Harry, güzel meleğinin minik çenesini okşayıp, az önce emdiği çikolata parçası sayesinde iştah açıcı bir tada sahip olmuş dudaklarına eğildi. Louis'nin tam o anda kendinden geçmiş gibi kapanan gözleri, ince dudaklarını aralayıp sevgilisini beklemesinde epey yardımcı olmuştu.
Sıcak dudaklar birleşince, Louis'nin boğazından cılız bir inleme dökülmüş, boştaki eli genç adamın kıvırcık saçlarıyla buluşmuştu. Eğer amacı aklını bulandırıp konuyu kapatmaksa Louis buna izin vermemekte kararlıydı. Sadece öpücüğün sıcaklığına bakıyordu o anda.
Ayrıldıkları zaman, beklenti içindeki gözleri adamı süzdü. Harry de burnuyla onun burnunu okşayıp, avucu arasındaki minik parmakları okşadı.
"Bırakmayacaksın, değil mi?" Louis hafif bir baş sallamasıyla karşılık verdi. "Kurcalama."
"Ama bilmek hakkım."
"Belki."
"Ama sevgilinim," dedi, bu, birçok şeyi değiştiriyormuş gibi. "Bana anlatmak zorundasın."
"Bak sen..."
Dudağının köşesi kıvrılınca, Louis hiç çekinmeden o köşeyi öpüp uzun kirpikleri altından ona bakmaya devam etti. Harry buna dayanamıyordu. Öyle güzeldi ki dizginleri eline alan taraf hep o oluyordu. Bir suçluyu kendine hayran bırakıp ânında paramparça edebilirdi. İri mavi gözler başka nasıl tarif edilirdi bilemiyordu.
"Bu tür şeyleri kaldıramayabilirsin. Yeterince zor duruyorsun yanımda zaten. İyice benden uzaklaşmanı istemiyorum."
"Yanlış biliyorsun," diyerek kaşlarını çattı. Genç adamın kolları arasına biraz daha kıvrıldığında, göğsüne dolanan kaslı kolları tutup başını onun göğsüne yasladı.
"İlk başlarda beni gasp eden biri olduğun için elbette gitmek istiyordum. Ne olursa olsun Harry, ben özgürlüğümü istiyorum. Dört duvar arasında sıkışıp kalmakla çok fark ediyor."
Harry yorum yapmayıp sessizliğini koruyunca devam etti.
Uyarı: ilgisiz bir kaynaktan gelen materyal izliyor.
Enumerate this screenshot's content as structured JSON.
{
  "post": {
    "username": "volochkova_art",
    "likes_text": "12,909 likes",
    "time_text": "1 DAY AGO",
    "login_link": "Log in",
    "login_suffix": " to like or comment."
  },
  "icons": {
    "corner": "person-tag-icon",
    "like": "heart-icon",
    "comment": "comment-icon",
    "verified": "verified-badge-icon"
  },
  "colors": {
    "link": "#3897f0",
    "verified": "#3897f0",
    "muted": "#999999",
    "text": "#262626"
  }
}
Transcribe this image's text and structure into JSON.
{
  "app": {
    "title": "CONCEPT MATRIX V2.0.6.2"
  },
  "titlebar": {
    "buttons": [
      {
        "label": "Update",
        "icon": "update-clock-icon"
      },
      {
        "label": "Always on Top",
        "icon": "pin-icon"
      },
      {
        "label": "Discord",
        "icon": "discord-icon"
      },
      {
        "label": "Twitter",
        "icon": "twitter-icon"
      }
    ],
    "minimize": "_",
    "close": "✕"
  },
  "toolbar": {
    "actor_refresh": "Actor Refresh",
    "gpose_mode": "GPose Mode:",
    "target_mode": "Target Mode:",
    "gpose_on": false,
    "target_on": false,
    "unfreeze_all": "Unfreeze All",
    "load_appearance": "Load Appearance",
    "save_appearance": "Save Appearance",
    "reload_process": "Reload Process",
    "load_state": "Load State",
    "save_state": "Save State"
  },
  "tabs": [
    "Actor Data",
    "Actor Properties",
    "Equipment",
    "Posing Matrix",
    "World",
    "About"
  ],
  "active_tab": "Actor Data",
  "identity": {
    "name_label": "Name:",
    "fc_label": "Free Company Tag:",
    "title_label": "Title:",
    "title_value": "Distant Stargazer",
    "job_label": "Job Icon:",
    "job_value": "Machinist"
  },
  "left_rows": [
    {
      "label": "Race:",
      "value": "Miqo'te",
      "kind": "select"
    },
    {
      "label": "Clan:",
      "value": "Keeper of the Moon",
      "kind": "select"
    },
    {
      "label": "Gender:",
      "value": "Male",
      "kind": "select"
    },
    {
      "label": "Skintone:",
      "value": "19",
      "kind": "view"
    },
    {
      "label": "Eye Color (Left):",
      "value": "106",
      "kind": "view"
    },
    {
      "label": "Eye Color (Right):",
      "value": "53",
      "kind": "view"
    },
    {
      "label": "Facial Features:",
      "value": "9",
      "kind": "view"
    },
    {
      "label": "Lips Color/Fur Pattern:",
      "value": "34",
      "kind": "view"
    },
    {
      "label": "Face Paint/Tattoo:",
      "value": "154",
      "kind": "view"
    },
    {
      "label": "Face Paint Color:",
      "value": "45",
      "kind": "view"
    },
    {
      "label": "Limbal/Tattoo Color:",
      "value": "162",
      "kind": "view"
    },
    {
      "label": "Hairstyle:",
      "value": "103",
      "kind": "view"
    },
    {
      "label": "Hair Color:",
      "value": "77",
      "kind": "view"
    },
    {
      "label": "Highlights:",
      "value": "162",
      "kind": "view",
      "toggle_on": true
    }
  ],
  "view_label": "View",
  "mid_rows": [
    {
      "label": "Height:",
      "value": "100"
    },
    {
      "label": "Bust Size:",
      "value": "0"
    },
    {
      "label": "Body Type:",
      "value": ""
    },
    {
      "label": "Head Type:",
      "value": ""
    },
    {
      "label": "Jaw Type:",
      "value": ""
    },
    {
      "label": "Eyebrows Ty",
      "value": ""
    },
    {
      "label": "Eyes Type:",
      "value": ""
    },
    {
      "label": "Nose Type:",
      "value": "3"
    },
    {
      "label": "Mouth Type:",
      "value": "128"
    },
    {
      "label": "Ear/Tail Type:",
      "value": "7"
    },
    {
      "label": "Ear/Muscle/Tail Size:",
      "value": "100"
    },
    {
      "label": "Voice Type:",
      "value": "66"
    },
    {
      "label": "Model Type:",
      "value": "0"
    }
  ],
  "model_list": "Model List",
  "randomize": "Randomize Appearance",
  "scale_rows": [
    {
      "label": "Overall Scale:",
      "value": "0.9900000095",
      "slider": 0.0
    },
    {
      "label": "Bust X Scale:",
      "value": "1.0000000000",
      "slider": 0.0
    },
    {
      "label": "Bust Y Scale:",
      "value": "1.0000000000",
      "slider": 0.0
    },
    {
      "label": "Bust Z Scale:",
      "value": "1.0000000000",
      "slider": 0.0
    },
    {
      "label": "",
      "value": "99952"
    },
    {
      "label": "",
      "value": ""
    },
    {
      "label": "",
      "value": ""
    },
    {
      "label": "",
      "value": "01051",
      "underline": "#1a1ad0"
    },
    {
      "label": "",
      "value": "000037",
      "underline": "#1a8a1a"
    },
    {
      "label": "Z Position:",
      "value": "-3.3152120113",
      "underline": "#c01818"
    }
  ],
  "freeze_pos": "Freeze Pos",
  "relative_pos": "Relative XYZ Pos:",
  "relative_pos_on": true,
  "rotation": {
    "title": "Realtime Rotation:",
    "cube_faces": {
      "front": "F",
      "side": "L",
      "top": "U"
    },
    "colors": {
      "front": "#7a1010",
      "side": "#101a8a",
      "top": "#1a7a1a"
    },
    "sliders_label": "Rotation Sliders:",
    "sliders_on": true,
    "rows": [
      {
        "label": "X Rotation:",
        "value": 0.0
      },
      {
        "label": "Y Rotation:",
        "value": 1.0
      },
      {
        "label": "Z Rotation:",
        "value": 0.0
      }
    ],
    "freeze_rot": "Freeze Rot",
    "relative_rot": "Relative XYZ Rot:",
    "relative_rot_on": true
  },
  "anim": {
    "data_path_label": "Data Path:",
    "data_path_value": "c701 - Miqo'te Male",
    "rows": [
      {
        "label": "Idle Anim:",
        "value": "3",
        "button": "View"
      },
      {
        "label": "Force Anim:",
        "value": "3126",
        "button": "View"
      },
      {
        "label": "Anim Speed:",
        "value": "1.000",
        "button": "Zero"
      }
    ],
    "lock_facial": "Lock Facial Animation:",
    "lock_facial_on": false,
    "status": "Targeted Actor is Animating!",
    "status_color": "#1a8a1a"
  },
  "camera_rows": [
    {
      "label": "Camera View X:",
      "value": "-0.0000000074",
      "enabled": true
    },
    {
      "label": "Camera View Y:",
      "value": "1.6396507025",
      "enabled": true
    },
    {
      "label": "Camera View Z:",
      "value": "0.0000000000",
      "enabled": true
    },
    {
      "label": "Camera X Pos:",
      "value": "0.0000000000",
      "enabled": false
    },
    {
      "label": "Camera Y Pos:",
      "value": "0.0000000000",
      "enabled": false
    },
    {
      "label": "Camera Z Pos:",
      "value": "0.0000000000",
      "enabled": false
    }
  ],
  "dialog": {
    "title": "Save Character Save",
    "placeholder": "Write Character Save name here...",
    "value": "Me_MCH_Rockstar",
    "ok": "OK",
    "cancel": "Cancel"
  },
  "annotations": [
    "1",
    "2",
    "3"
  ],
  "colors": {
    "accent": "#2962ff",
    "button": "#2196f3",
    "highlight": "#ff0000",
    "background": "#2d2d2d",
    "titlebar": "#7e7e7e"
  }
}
"Eve gitmek ve ailemle istediğim zaman konuşmak istiyorum. Sana zarar vermek için beni bulmaya çalışan adamları öğrenene kadar gitmek için diretip durdum. Sonrasında elbette durulmak zorundaydım, beni korumana ihtiyacım var."
"Seni koruduğum için mi bu haldeyiz yoksa?" Dedi kaşları çatılırken.
Louis istemsizce kıkırdayıp başını salladı. "Ayy, Harry ne diyorsun ya? Elbette ki hoşlanıyorum senden," dediğinde, Harry'nin sırıtan dudaklarını görememişti. "Seninle, senden hoşlandığım için birlikteyim. Eğer ki peşime düşmüş adamlar olmasaydı burada kalmazdım sadece."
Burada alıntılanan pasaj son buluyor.